From DynamoDB: Choose between DynamoDB API compatibility (zero code changes) or migrating to CQL (enhanced functionality).
From MongoDB: Requires data model changes but tools exist to assist. Focus on identifying access patterns first.
From Relational: Denormalize your schema and eliminate JOINs. Think "query-first" rather than "normalization-first."

When NOT to Use ScyllaDB

Complex Transactions: If you need multi-record ACID transactions, use PostgreSQL or similar.
Unpredictable Query Patterns: If you need ad-hoc analytics across arbitrary dimensions, consider ClickHouse or BigQuery.
Small Scale: If you're handling < 1000 QPS, the operational overhead isn't worth it. Use PostgreSQL or managed cloud databases.
Heavy Analytics Workloads: For data warehousing with complex aggregations, specialized analytics databases perform better.

The Bottom Line

ScyllaDB isn't just incrementally better than existing wide-column databases—it's categorically different.

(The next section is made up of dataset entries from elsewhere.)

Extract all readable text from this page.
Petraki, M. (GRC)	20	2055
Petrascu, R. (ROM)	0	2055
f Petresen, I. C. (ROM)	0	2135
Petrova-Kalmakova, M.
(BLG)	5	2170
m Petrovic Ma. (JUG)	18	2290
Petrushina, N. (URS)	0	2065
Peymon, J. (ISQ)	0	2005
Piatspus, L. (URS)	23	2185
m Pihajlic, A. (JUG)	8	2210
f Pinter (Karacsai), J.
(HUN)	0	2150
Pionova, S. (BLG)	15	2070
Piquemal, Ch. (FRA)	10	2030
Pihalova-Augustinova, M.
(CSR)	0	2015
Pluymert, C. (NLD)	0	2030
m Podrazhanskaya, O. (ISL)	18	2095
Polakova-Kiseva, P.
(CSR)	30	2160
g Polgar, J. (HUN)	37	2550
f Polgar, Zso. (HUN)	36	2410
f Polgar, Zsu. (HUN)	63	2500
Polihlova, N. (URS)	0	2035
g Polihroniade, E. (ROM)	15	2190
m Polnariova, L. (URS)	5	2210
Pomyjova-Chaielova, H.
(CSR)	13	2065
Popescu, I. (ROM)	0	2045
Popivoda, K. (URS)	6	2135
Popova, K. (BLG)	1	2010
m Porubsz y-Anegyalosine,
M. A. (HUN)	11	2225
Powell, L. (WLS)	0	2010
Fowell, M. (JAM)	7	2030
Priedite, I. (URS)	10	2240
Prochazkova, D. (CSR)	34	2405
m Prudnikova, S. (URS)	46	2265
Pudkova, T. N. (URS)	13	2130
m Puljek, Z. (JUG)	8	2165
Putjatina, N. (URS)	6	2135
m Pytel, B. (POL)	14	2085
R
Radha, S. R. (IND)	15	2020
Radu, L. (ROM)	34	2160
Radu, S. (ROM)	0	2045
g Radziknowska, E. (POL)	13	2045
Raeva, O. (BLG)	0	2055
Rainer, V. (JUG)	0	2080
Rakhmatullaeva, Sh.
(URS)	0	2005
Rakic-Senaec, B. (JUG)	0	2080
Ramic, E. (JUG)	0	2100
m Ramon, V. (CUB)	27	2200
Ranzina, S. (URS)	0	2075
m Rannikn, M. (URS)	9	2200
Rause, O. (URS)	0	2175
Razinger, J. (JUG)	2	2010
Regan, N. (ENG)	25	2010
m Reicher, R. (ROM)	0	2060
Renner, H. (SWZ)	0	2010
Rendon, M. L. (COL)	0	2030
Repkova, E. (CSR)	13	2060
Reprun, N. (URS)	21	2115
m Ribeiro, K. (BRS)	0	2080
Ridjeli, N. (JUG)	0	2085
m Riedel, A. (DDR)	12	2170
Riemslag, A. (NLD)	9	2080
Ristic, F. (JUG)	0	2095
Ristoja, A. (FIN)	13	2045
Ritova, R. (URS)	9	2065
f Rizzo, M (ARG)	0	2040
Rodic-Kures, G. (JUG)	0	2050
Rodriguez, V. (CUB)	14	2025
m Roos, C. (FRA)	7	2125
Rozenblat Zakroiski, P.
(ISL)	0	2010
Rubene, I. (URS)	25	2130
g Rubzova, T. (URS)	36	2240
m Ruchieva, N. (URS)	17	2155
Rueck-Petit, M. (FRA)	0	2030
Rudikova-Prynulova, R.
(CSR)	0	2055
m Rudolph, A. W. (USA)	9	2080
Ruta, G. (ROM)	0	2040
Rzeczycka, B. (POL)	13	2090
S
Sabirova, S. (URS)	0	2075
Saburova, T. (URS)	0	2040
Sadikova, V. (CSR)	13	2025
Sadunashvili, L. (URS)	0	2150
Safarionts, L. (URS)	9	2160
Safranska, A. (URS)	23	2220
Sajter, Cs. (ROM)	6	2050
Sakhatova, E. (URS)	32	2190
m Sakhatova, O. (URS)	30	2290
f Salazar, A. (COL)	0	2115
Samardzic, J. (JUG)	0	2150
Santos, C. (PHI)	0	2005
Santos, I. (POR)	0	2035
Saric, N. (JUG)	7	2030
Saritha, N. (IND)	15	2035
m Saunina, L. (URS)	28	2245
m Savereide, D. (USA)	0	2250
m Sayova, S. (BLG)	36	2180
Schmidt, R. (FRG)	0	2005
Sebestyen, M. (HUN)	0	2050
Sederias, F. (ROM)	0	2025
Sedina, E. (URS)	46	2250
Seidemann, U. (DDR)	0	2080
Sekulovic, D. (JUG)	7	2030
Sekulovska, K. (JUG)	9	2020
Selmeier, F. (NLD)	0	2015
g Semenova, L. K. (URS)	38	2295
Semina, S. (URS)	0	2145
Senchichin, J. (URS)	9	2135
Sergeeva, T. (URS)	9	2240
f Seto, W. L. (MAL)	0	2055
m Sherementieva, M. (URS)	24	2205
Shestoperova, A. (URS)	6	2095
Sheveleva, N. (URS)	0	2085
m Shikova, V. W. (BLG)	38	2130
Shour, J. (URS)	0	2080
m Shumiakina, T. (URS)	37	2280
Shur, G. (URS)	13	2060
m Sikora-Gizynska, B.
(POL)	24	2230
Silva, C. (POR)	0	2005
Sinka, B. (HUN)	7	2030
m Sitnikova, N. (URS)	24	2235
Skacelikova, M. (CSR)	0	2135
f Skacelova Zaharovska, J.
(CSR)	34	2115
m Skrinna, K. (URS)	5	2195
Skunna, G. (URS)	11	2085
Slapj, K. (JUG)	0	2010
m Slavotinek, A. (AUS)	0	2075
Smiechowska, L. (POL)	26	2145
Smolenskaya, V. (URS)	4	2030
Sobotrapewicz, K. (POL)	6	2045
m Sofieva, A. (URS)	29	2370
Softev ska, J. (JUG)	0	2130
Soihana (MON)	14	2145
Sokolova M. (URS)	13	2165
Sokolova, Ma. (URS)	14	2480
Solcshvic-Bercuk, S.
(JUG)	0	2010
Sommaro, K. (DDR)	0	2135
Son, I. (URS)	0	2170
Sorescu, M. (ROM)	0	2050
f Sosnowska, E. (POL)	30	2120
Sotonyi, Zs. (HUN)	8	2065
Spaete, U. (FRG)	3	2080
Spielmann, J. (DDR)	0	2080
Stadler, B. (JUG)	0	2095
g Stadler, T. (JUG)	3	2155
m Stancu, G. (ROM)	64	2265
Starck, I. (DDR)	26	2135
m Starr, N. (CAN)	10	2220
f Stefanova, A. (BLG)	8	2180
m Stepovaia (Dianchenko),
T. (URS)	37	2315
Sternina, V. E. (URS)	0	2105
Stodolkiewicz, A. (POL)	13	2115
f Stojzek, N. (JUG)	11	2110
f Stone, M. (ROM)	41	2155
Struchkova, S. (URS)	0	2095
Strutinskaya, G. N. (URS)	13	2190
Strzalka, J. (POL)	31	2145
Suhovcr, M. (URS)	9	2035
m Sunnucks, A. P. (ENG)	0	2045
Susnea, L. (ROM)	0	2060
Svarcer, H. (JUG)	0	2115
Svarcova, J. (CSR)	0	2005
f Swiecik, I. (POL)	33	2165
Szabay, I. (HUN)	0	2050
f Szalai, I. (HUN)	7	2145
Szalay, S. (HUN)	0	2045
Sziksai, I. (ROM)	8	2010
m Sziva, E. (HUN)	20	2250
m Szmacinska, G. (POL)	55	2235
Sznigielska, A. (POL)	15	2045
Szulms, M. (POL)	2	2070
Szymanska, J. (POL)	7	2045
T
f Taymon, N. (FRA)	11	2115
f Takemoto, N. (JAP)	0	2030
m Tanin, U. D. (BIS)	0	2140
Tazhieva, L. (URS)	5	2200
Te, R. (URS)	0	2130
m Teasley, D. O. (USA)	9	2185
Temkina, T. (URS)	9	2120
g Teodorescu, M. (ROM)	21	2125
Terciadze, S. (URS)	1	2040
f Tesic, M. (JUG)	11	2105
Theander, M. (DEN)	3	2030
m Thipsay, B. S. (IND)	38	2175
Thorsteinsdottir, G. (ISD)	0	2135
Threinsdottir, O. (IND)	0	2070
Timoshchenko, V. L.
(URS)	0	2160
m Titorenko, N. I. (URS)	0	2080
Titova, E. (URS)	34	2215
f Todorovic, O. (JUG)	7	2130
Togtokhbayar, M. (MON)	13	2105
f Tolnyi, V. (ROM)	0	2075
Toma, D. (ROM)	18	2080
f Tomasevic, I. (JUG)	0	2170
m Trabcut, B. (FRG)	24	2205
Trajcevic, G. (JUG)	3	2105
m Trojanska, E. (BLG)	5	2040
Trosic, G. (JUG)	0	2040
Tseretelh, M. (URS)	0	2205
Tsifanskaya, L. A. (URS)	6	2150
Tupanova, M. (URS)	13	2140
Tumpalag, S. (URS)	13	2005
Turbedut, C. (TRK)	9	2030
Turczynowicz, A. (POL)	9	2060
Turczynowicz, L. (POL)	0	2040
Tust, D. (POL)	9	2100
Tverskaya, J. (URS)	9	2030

It excels when you need:
  • Massive scale (millions of operations per second)
  • Predictable access patterns (key-based or range queries)
  • Consistent low latency (single-digit milliseconds)
  • Cost efficiency at scale
  • Operational simplicity compared to Cassandra
If you're building time-series systems, real-time analytics platforms, high-scale web applications, or any system where database performance directly impacts user experience, ScyllaDB deserves serious evaluation. The migration path is straightforward, the performance gains are immediate, and the operational benefits compound over time.
The question isn't whether ScyllaDB is impressive—it's whether your specific use case aligns with its strengths as a wide-column store optimized for predictable, high-throughput workloads.